Proceedings of the SLTC 2012 workshop on NLP for CALL, Lund, 25th October, 2012
Conference paper - peer reviewed

The core in language teaching and learning is vocabulary, and access to a delimited set of words for basic communication is central for most CALL applications. Vocabulary characteristics also play a fundamental role for matching texts to specific readers. For English, the task of grading texts into different levels of difficulty has long been facilitated by the existence of word lists serving as guides for vocabulary selection. For Swedish, the situation is with a few exceptions less fortunate, in that no base vocabulary organized according to aspects of usage has existed.
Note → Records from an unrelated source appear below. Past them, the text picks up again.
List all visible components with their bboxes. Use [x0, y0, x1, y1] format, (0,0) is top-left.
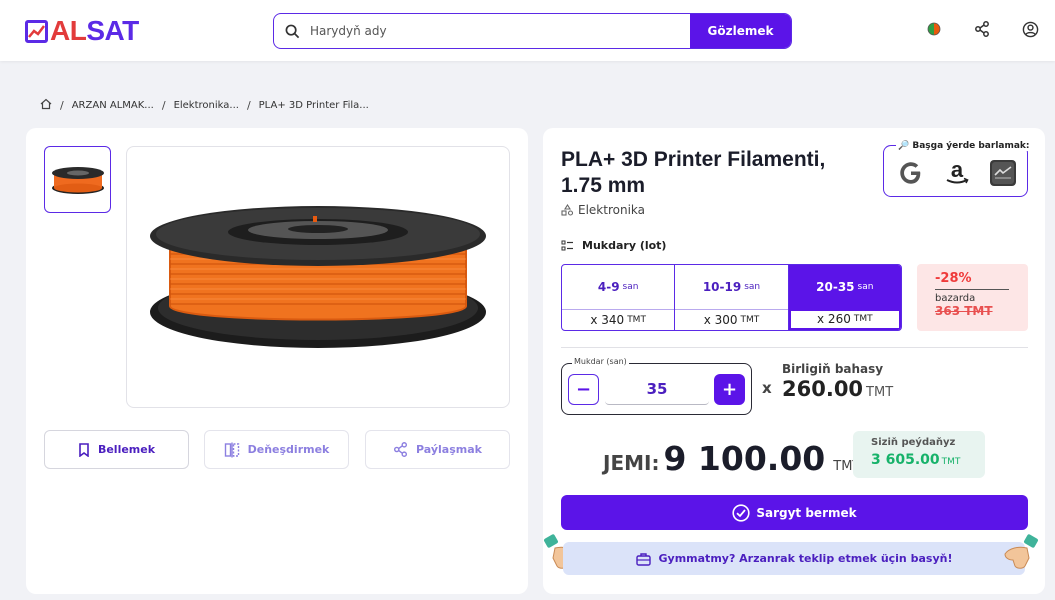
category-label: Elektronika: [578, 203, 645, 217]
share-icon: [393, 442, 408, 457]
google-icon[interactable]: [896, 158, 926, 188]
user-account-icon[interactable]: [1021, 20, 1039, 38]
list-icon: [561, 240, 573, 250]
breadcrumb-item-current: PLA+ 3D Printer Fila...: [258, 100, 369, 111]
product-main-image[interactable]: [126, 146, 510, 408]
tier-range: 20-35: [816, 279, 855, 294]
market-price-label: bazarda: [935, 293, 976, 304]
header-actions: [925, 20, 1039, 38]
theme-toggle-icon[interactable]: [925, 20, 943, 38]
breadcrumb: / ARZAN ALMAK... / Elektronika... / PLA+…: [40, 98, 369, 113]
search-input[interactable]: [310, 14, 690, 48]
tier-price: x 300: [703, 312, 738, 327]
logo[interactable]: ALSAT: [25, 15, 139, 46]
divider: [561, 347, 1028, 348]
share-icon[interactable]: [973, 20, 991, 38]
unit-price: 260.00 TMT: [782, 377, 893, 401]
compare-button[interactable]: Deňeşdirmek: [204, 430, 349, 469]
savings-currency: TMT: [941, 457, 961, 467]
offer-lower-price-button[interactable]: Gymmatmy? Arzanrak teklip etmek üçin bas…: [563, 542, 1025, 575]
product-category[interactable]: Elektronika: [561, 203, 645, 217]
home-icon[interactable]: [40, 98, 52, 113]
quantity-stepper: Mukdar (san) − 35 +: [561, 357, 752, 415]
savings-badge: Siziň peýdaňyz 3 605.00 TMT: [853, 431, 985, 478]
breadcrumb-item[interactable]: Elektronika...: [174, 100, 239, 111]
breadcrumb-item[interactable]: ARZAN ALMAK...: [72, 100, 154, 111]
compare-icon: [224, 442, 239, 457]
search-icon: [274, 14, 310, 48]
top-bar: ALSAT Gözlemek: [0, 0, 1055, 61]
category-icon: [561, 204, 574, 216]
place-order-button[interactable]: Sargyt bermek: [561, 495, 1028, 530]
tier-range: 10-19: [702, 279, 742, 294]
place-order-label: Sargyt bermek: [756, 505, 857, 520]
total-label: JEMI:: [603, 451, 660, 475]
pointing-hand-icon: [1004, 534, 1038, 569]
logo-text: ALSAT: [50, 15, 139, 46]
tier-price: x 340: [590, 312, 625, 327]
quantity-header-label: Mukdary (lot): [582, 239, 667, 252]
breadcrumb-separator: /: [161, 99, 166, 112]
logo-chart-icon: [25, 19, 48, 43]
price-tiers: 4-9 san x 340 TMT 10-19 san x 300 TMT 20-35 s…: [561, 264, 902, 331]
breadcrumb-separator: /: [60, 99, 64, 112]
market-discount-badge: -28% bazarda 363 TMT: [917, 264, 1028, 331]
unit-price-currency: TMT: [866, 385, 894, 400]
market-old-price: 363 TMT: [935, 304, 993, 318]
marketplace-icon[interactable]: [988, 158, 1018, 188]
product-title: PLA+ 3D Printer Filamenti, 1.75 mm: [561, 148, 826, 197]
search-button[interactable]: Gözlemek: [690, 14, 791, 48]
check-elsewhere-label: 🔎 Başga ýerde barlamak:: [896, 141, 1032, 151]
savings-value: 3 605.00: [871, 452, 940, 468]
tier-unit: san: [622, 281, 639, 292]
quantity-header: Mukdary (lot): [561, 239, 666, 252]
product-info-card: PLA+ 3D Printer Filamenti, 1.75 mm Elekt…: [543, 128, 1045, 594]
product-thumbnail[interactable]: [44, 146, 111, 213]
svg-text:a: a: [951, 159, 964, 182]
tier-range: 4-9: [597, 279, 620, 294]
search-bar: Gözlemek: [273, 13, 792, 49]
price-tier-active[interactable]: 20-35 san x 260 TMT: [788, 265, 901, 330]
gallery-card: Bellemek Deňeşdirmek Paýlaşmak: [26, 128, 528, 594]
increase-quantity-button[interactable]: +: [714, 374, 745, 405]
save-button-label: Bellemek: [97, 443, 156, 456]
tier-currency: TMT: [627, 314, 646, 325]
tier-currency: TMT: [853, 314, 873, 325]
quantity-input[interactable]: 35: [605, 374, 709, 405]
save-button[interactable]: Bellemek: [44, 430, 189, 469]
decrease-quantity-button[interactable]: −: [568, 374, 599, 405]
discount-percent: -28%: [935, 271, 1009, 290]
tier-unit: san: [857, 281, 874, 292]
savings-label: Siziň peýdaňyz: [871, 437, 956, 448]
price-tier[interactable]: 10-19 san x 300 TMT: [675, 265, 789, 330]
share-button[interactable]: Paýlaşmak: [365, 430, 510, 469]
total-value: 9 100.00: [663, 439, 826, 478]
price-tier[interactable]: 4-9 san x 340 TMT: [562, 265, 676, 330]
offer-lower-price-label: Gymmatmy? Arzanrak teklip etmek üçin bas…: [658, 552, 953, 565]
share-button-label: Paýlaşmak: [416, 443, 482, 456]
unit-price-value: 260.00: [782, 377, 864, 401]
check-elsewhere-box: 🔎 Başga ýerde barlamak: a: [883, 141, 1032, 197]
amazon-icon[interactable]: a: [942, 158, 972, 188]
quantity-field-label: Mukdar (san): [572, 357, 629, 366]
tier-unit: san: [744, 281, 761, 292]
bookmark-icon: [79, 442, 89, 457]
briefcase-icon: [635, 552, 651, 566]
check-circle-icon: [732, 503, 750, 522]
unit-price-label: Birligiň bahasy: [782, 362, 884, 376]
compare-button-label: Deňeşdirmek: [247, 443, 330, 456]
multiply-sign: x: [762, 379, 772, 397]
total-price: JEMI: 9 100.00 TMT: [603, 439, 860, 478]
tier-price: x 260: [817, 312, 851, 327]
breadcrumb-separator: /: [246, 99, 251, 112]
tier-currency: TMT: [740, 314, 760, 325]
The Swedish base vocabulary – SweVoc – is an attempt to remediate this. It is a comprehensive resource, aimed at differentiating vocabulary items into categories of usage and frequency. As we are of the opinion that no corpus of written text can do fully justice of general language use, we have utilized materials from a second language as reference for delimiting the category of core words. Another belief is that the task of defining a base vocabulary can not be fully automatic, and that a considerable amount of manual, traditional lexicographic work has to be invested. Hence, the present approach is not an innovative, but a methodological approach to word list generation for a specific purpose, much like LSP.We anticipate SweVoc to be integrated in CALL applications for vocabulary assessment, language teaching and students’ practice.